Liz,
No siento culpa y se que no va a haber castigo. Aunque tal vez mi castigo sea no sentir culpa. No sentir hambre, no desear nada, no dormir. Ahora todos los minutos del día duran lo mismo, el tiempo ya no se estira y se acorta dependiendo de mi ánimo: estoy viviendo en tiempo real.
Que tentación decir “ya nada importa”, pero si eso fuera cierto, no estaría escribiéndote. Así que supongo que algo importa. Puede que sea una forma de auto sabotaje, escribir una confesión con el secreto anhelo de que caiga en malas manos.
A Juan lo maté yo. En un solo acto, mate al hijo del gobernador y mi única esperanza de ser feliz. Fue mi aporte a la campaña de Uriarte: en año de elecciones no conviene tener un hijo puto que anda haciendo mariconadas con un hombre veinte años mayor.
Y no me vienen a buscar. Ni una sirena ni nada. Fue un accidente. Te juro, lo leí en el diario.
Hace cinco minutos que me estoy riendo imaginándome las caras que estarás poniendo mientras lees esto. ¿Viste que al final si queda algo de mi? ¡Me estoy riendo! Al parecer mi adelanté a los hechos.

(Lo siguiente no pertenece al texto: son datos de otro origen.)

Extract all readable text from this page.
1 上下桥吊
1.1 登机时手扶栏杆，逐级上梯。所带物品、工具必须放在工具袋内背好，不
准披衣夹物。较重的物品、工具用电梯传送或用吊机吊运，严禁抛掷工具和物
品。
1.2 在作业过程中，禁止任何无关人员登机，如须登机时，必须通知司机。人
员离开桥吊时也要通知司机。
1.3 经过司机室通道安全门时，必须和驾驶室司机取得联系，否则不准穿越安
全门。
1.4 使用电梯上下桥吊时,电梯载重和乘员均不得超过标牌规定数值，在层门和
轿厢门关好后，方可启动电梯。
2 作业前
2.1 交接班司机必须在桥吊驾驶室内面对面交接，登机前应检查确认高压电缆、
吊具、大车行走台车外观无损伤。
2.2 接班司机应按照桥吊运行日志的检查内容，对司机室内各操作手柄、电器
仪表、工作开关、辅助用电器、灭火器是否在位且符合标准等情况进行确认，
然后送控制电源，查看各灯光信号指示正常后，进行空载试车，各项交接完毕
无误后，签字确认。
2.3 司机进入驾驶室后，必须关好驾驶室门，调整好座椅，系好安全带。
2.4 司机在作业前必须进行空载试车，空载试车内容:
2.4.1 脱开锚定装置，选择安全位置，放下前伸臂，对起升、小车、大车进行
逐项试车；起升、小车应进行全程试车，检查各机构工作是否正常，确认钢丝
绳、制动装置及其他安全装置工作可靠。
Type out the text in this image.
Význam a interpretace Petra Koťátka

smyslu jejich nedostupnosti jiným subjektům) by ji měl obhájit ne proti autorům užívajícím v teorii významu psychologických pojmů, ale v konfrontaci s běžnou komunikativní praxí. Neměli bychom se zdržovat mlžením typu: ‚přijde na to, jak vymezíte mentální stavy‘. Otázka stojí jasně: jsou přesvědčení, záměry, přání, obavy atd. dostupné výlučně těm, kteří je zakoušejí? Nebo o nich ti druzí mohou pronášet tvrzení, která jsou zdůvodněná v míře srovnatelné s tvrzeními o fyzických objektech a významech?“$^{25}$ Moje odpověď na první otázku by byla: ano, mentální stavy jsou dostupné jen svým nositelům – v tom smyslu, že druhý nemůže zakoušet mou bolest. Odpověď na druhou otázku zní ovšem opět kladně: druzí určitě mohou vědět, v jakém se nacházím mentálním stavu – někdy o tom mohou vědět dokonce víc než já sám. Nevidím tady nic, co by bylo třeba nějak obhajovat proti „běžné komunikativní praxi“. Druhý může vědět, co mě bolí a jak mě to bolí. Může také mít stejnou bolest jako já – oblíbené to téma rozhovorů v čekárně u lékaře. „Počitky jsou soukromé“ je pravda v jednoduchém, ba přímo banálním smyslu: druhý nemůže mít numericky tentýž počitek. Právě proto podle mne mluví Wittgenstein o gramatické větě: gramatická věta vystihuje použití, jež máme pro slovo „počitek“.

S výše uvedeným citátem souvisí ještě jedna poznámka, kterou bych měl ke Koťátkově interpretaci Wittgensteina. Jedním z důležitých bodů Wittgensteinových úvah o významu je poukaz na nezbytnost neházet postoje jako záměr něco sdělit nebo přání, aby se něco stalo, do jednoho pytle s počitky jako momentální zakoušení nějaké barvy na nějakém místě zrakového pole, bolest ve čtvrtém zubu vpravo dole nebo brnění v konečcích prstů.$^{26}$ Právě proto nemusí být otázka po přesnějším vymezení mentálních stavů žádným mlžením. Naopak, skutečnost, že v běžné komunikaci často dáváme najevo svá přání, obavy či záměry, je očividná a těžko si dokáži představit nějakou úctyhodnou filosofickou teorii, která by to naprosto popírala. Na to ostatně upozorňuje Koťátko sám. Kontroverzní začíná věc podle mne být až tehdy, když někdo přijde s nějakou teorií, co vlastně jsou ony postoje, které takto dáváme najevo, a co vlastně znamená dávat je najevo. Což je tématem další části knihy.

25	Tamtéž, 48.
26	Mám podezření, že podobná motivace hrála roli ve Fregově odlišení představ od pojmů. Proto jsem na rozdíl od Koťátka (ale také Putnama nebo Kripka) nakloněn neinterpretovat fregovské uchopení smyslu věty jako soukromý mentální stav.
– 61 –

Yo que creía que ahora era nada más el nombre ridículo que me dieron mis padres.
Vamos al dónde y al cómo, la parte jugosa, el detalle incriminador. Es un infierno que no me toca, es como algo que me contaron. Dice así: Juan y yo fuimos al río por el sendero que habíamos creado nosotros mismos, con nuestros encuentros. Pero ese día el silencio que antes era cómplice, estaba cargado de una estática terrible. Juan caminaba adelante, sin frenar ni una vez a mirarme. Tampoco les respondía a los pájaros con su silbido. Me castigué mentalmente por leer demasiado en detalles sin importancia, y troté un poco hasta alcanzarlo y abrazarlo por atrás. Caminamos juntos unos metros, pero enseguida es escapó con la excusa de inspeccionar unos hongos aburridísimos que crecían de un árbol. Cuando llegamos, se sentó de espaldas al río y me miró como si le estuviera tratando de vender algo. Sentate, quiero hablarte.
Y ahí lo dijo: se casaba con su prima, una gorda depresiva con olor a pirámide. Era lo mejor, pueblo chico infierno grande, además, el estaba probando cosas, el no era como yo. Antes que yo dijera nada, quería que supiera que papá no había tenido nada que ver en esto, era una decisión que el había tomado solo, porque le parecía lo mejor para todos. Y en unos años nos íbamos a encontrar y yo le iba a decir Juan, tenías razón, ahora puedo verlo. Y yo con una piedra en la mano lo escuche decir que había sido divertido, que la habíamos pasado bien, y de repente no lo escuchaba más porque el sonido del río aumentaba y aumentaba hasta tapar todo.
Después del golpe se quedó quieto unos segundos, pestañando muy seguido, empezó a mirar el piso como si buscara algo. La sangre le cubrió la cara con un color de mentira. Le pegué de nuevo en la cabeza y lo arrastré hasta la orilla. Puede ser que ya estuviera muerto cunado empecé a ahogarlo mientras lo estrangulaba. Habré estado diez minutos, no tengo idea.
Y ahora no me acuerdo porqué eran graciosas las caras que vas a poner cuando leas esto, Liz. El chiste se me escapa. Parece que estoy volviendo a ser mi nombre y nada más. El chiste ahora soy yo. ¿Quién quedó? El era el mundo para mí. No quedó nadie.